Our results for West Germany are in accordance with studies from other Western countries.6,7,25,26 In the US, Parker et al.27 found that white American women with the lowest level of maternal education had almost twice the odds of delivering an SGA newborn compared to mothers in the highest category.
There are only few studies comparing pregnancy outcomes between former socialist and democratic countries. Koupilová et al.28 found, when comparing the Czech Republic, a former socialist country, with Sweden, that there was also a birthweight gradient for maternal education within the Czech Republic: The mean difference in birthweight between women with primary and university education was almost 115 g. In Sweden, a difference between these two educational categories was less pronounced (mean: 89 g).

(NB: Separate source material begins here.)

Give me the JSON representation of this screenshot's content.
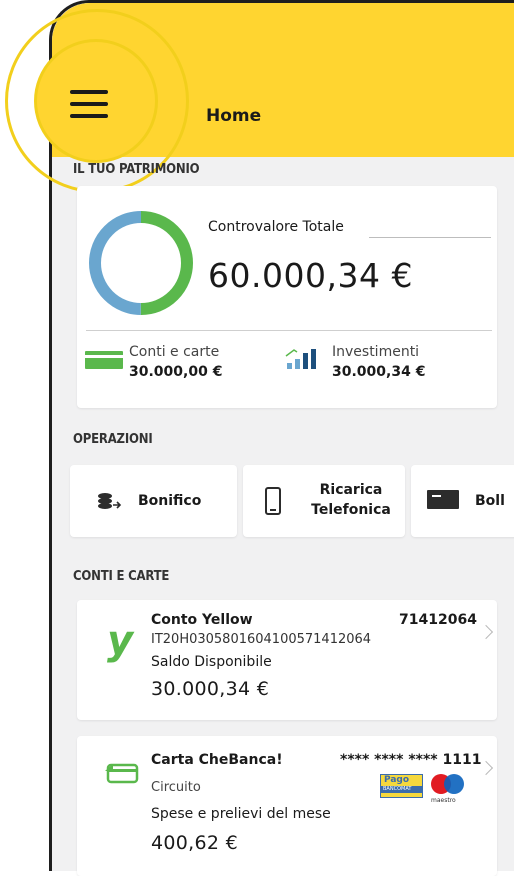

In conclusion, maternal education distinguished between particular social groups not only in West but also in East Germany, a former socialist country, and had an impact on pregnancy outcomes.
Most of those former socialist states now have different political and health care systems. Koupilová et al. found10 that in the Czech Republic there was a slight overall increase in birthweight since 1991, but this increase was not observed in the lowest educational category. This consequently led to a widening of differences in birthweight between educational levels. An observation which was also made for Estonia, another former socialist country.29 We do not know if this trend would have also been seen in former East Germany because reunification led to different social and political development in comparison with other former socialist countries. To answer this question, further research is needed.
Acknowledgments
This study was funded exclusively by the Federal Ministry of Education, Research and Technology (01EG9511).